Traditional fermentation of raw milk into cheese, creme fraiche, yogurt, lassi and other dairy products is a form of natural preservation with many health benefits. The identities of the micro-organisms that generate medicinal molecules in raw milk dairy products are often known. Lactic acid bacteria are examples of important fermenters. They enrich milk with vitamins and also make small proteins called bacteriocins—antibiotics that work by perforating bacterial cell membranes. One bacteriocin, lacticin 3147, destroys the diarrhea-inducing germ Clostridium difficile. Other important fermenters include strains of Lactobacillus, Propionibacterium, Bifidobacterium, and Enterococcus. These fermenters serve double duty synthesizing conjugated linoleic acid, an anti-clotting and anti-cancer agent. (Curiously, aged cheeses contain less of this acid than cheeses with a short ripening period.)
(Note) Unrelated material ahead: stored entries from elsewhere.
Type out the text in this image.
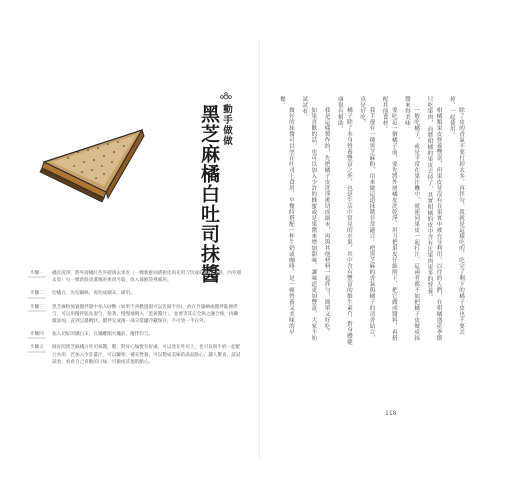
動手做做
黑芝麻橘白吐司抹醬
步驟一 橘皮洗淨，將外層橘紅色外層削去果皮（一棵新鮮油漬柑皮肉先用刀切成約5cm長條，內外層去皮）另一棵新鮮清潔後的果肉另裝，放入保鮮袋裡備用。
步驟二 切橘白，先切細絲，再切成細末，備用。
步驟三 黑芝麻粉放置攪拌器中加入砂糖（如果不喜歡過甜可以先做半份)，放在竹篩網或攪拌匙裡拌勻，可以用攪拌匙先混勻，接著，慢慢地倒入「蛋黃醬汁」，並要等其完全與之融合後，再繼續添加，直到呈濃稠狀。攪拌完成後一部分裝罐冷藏保存，不可放一半在外。
步驟四 加入切好的橘白末，在鍋離開火爐前，攪拌均勻。
步驟五 做好的黑芝麻橘白吐司抹醬，嗯，對身心愉悅有好處，可以塗在吐司上，也可以與牛奶一起配合食用。若加入少許薑汁，可以驅寒，補充營養，可以製成美味的湯品點心，讓人驚喜，請試試看，看看自己喜歡的口味，可做成其他的點心。

除了皮的香氣不要打掉太多，再拌匀。我就是這樣吃的，吃完了剩下的橘子皮也不要丟掉，一起使用。

柑橘類果皮營養豐富，但果皮並沒有在果實中被充分利用。以往的人們，在柑橘盛產季節只吃果肉，而將柑橘的果皮丟掉了，其實柑橘的皮中含有比果肉更多的營養。

一般吃橘子，或是平常在果汁機中，就連同果皮一起打汁，這兩者都不如把橘子皮做成抹醬來得美味。

要吃這一個橘子前，要先將外層橘皮洗乾淨，用刀把果皮仔細削下，把它做成醬料，再搭配其他食材。

我手邊有一種黑芝麻粉，用來做這道抹醬非常適合。把黑芝麻的香氣與橘子的清香結合，真是好吃。

橘子除了本身營養豐富之外，也是生活中常見的水果，其中含有豐富的維生素C，對身體健康很有幫助。

我是這樣製作的，先把橘子皮洗淨後切成細末，再與其他材料一起拌勻，簡單又好吃。

如果喜歡的話，也可以加入少許的蜂蜜或是果醬來增加甜味，讓味道更加豐富，大家不妨試試看。

做好的抹醬可以塗在吐司上食用，早餐時搭配一杯牛奶或咖啡，是一頓營養又美味的早餐。

118
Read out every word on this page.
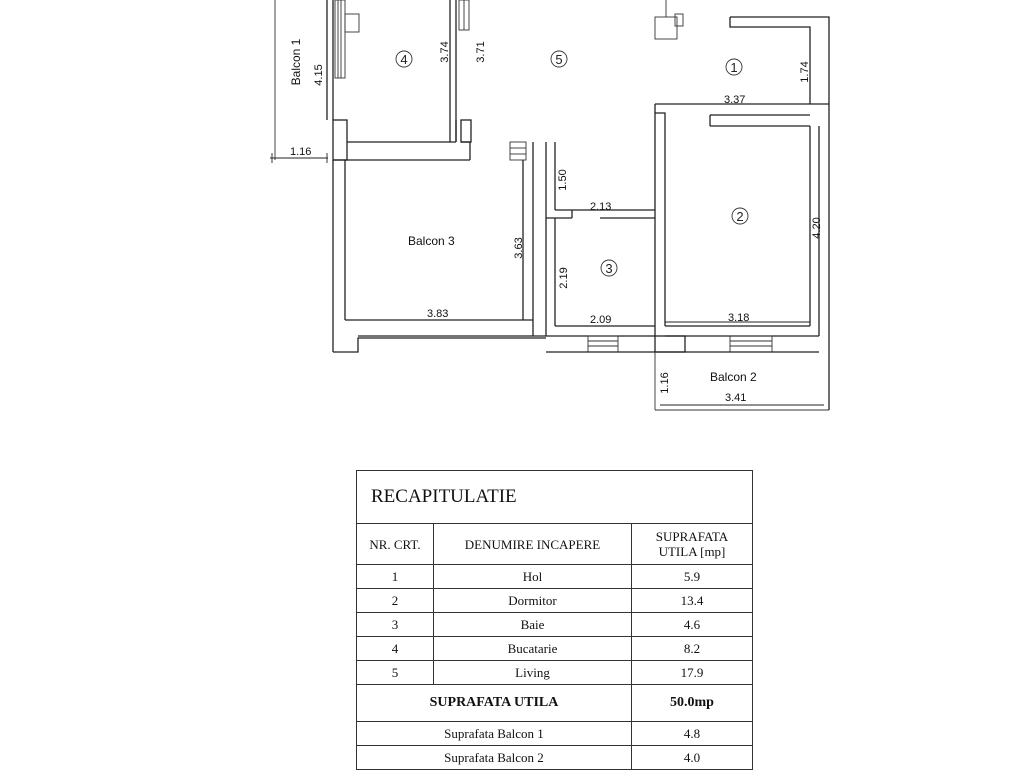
1.16
4.15
Balcon 1	3.74 3.71
4	5
1
2
3
1.74
3.37
4.20
3.18
1.50
2.13
2.19
2.09
Balcon 3	3.63
3.83
Balcon 2
1.16
3.41
RECAPITULATIE		
NR. CRT.	DENUMIRE INCAPERE	SUPRAFATA
UTILA [mp]
1	Hol	5.9
2	Dormitor	13.4
3	Baie	4.6
4	Bucatarie	8.2
5	Living	17.9
SUPRAFATA UTILA		50.0mp
Suprafata Balcon 1		4.8
Suprafata Balcon 2		4.0
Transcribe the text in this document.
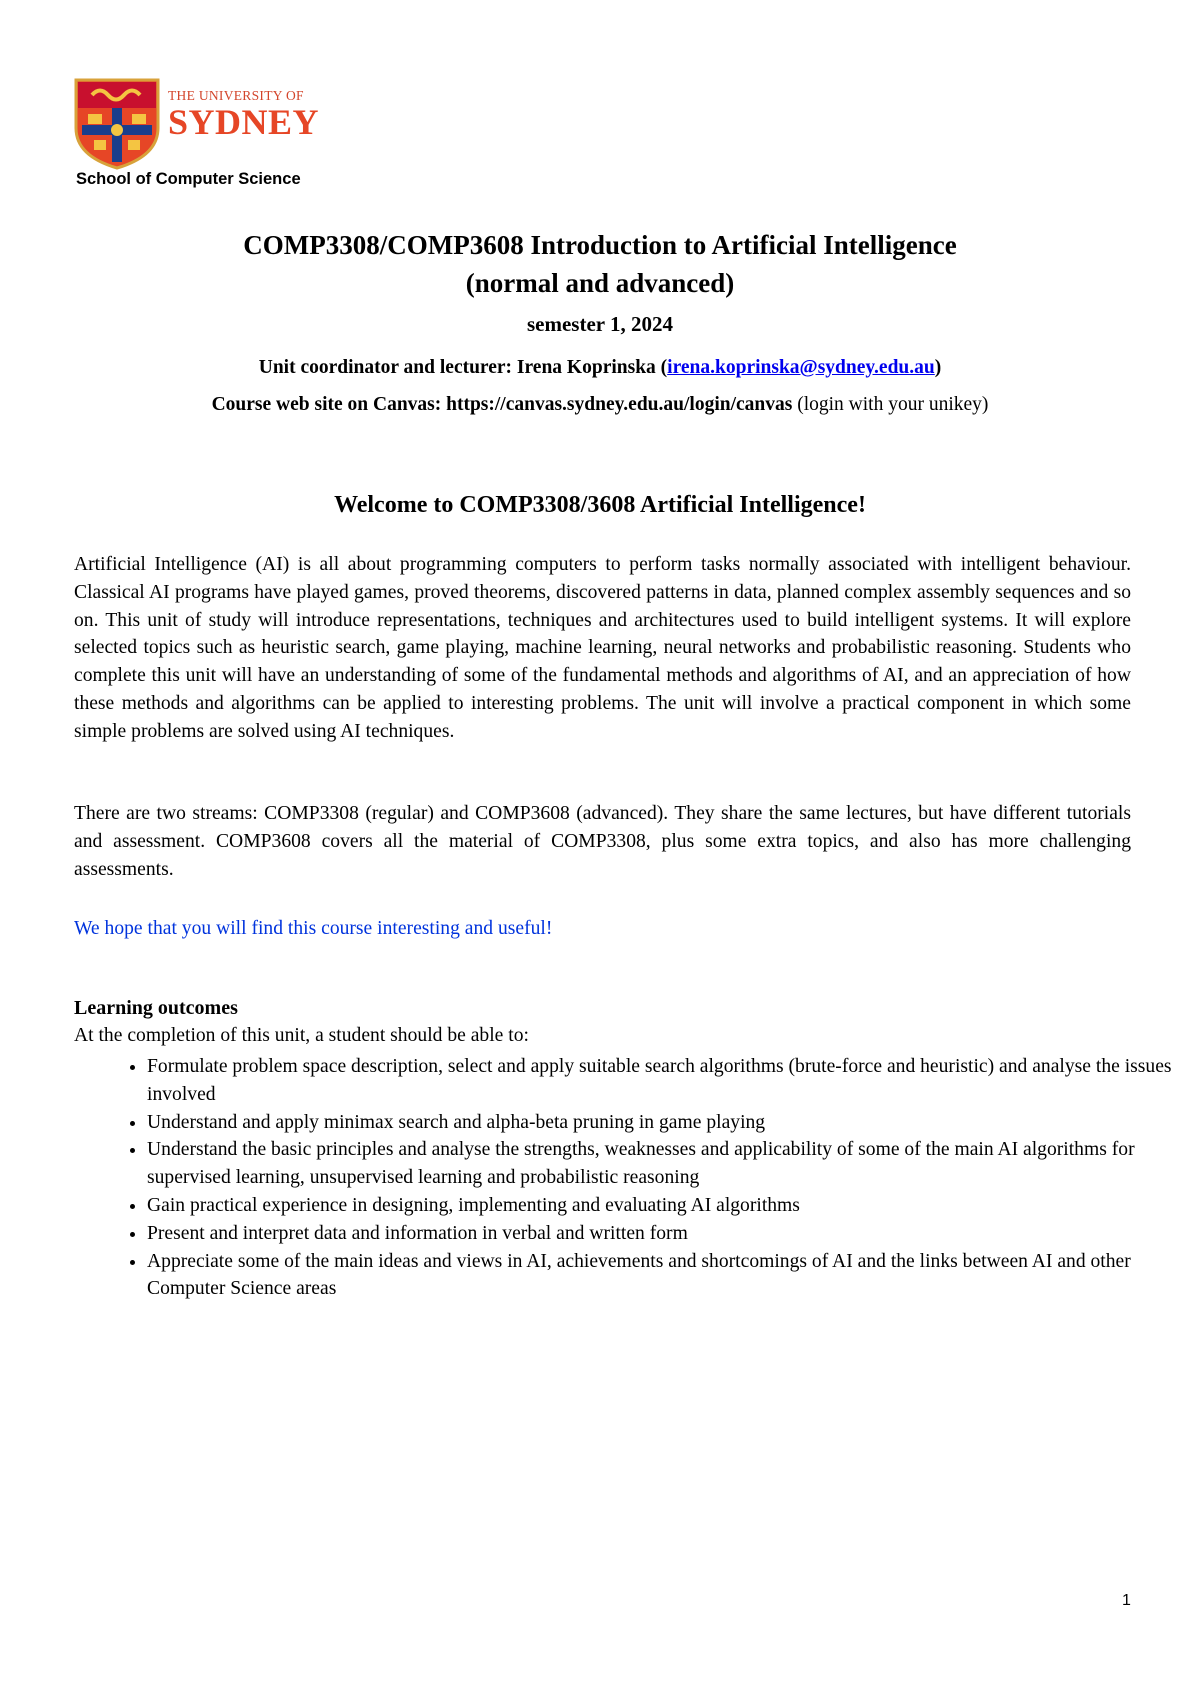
THE UNIVERSITY OF
SYDNEY
School of Computer Science
COMP3308/COMP3608 Introduction to Artificial Intelligence
(normal and advanced)
semester 1, 2024
Unit coordinator and lecturer: Irena Koprinska (irena.koprinska@sydney.edu.au)
Course web site on Canvas: https://canvas.sydney.edu.au/login/canvas (login with your unikey)
Welcome to COMP3308/3608 Artificial Intelligence!
Artificial Intelligence (AI) is all about programming computers to perform tasks normally associated with intelligent behaviour. Classical AI programs have played games, proved theorems, discovered patterns in data, planned complex assembly sequences and so on. This unit of study will introduce representations, techniques and architectures used to build intelligent systems. It will explore selected topics such as heuristic search, game playing, machine learning, neural networks and probabilistic reasoning. Students who complete this unit will have an understanding of some of the fundamental methods and algorithms of AI, and an appreciation of how these methods and algorithms can be applied to interesting problems. The unit will involve a practical component in which some simple problems are solved using AI techniques.
There are two streams: COMP3308 (regular) and COMP3608 (advanced). They share the same lectures, but have different tutorials and assessment. COMP3608 covers all the material of COMP3308, plus some extra topics, and also has more challenging assessments.
We hope that you will find this course interesting and useful!
Learning outcomes
At the completion of this unit, a student should be able to:
• Formulate problem space description, select and apply suitable search algorithms (brute-force and heuristic) and analyse the issues involved
• Understand and apply minimax search and alpha-beta pruning in game playing
• Understand the basic principles and analyse the strengths, weaknesses and applicability of some of the main AI algorithms for supervised learning, unsupervised learning and probabilistic reasoning
• Gain practical experience in designing, implementing and evaluating AI algorithms
• Present and interpret data and information in verbal and written form
• Appreciate some of the main ideas and views in AI, achievements and shortcomings of AI and the links between AI and other Computer Science areas
1
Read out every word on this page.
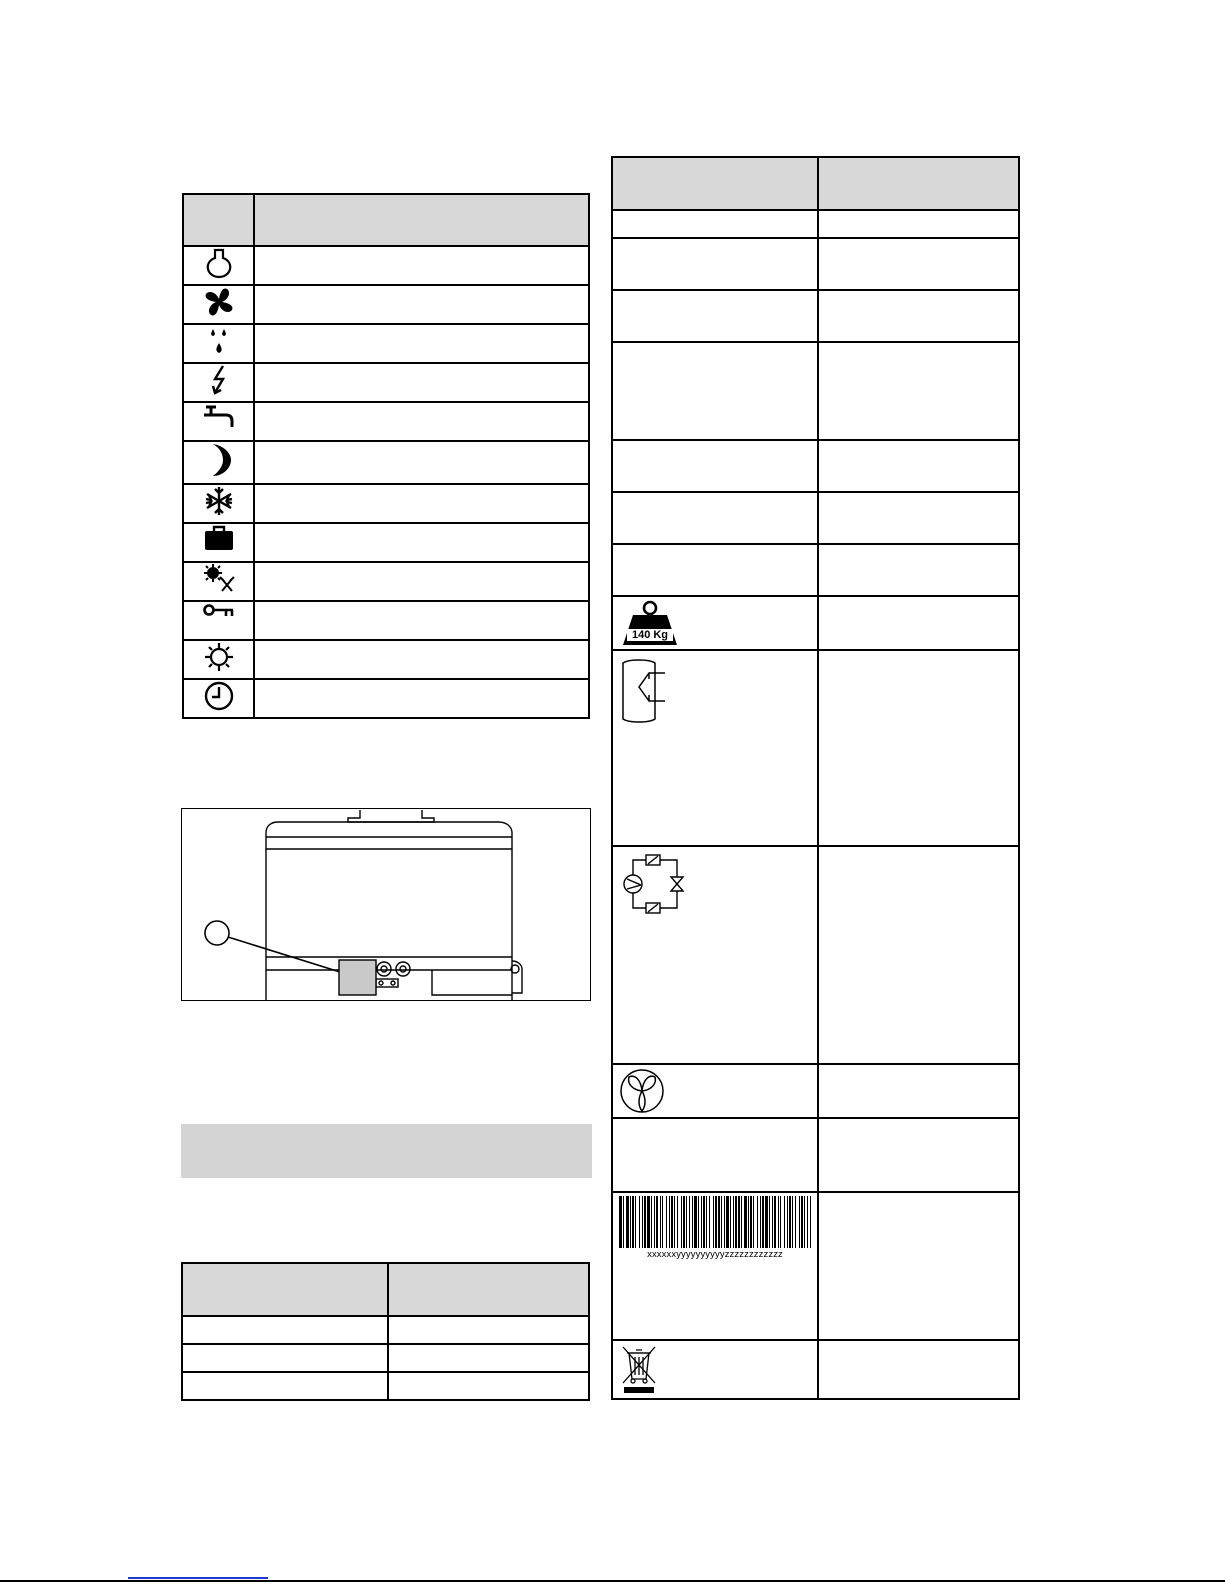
140 Kg	

xxxxxxyyyyyyyyyyzzzzzzzzzzzz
Moreover, bacteria that could have a hand in improved fermentation are being revealed all the time. One such strain is Lactobacillus helveticus BGRA43 which breaks apart key proteins as it ferments milk such that it imbues the milk with anti-microbial, anti-hypertensive, and immunomodulatory properties.
But in most cases, the enrichment of health-promoting substances was an unintended, and until recently, an unnoticed, side effect of making tasty foodstuffs that last. It isn’t always clear whether the chemicals involved survive digestion in the human gut and go on to do good things around the body. This point needs examining before fermentation science can be used to design healthier dairy products in the future.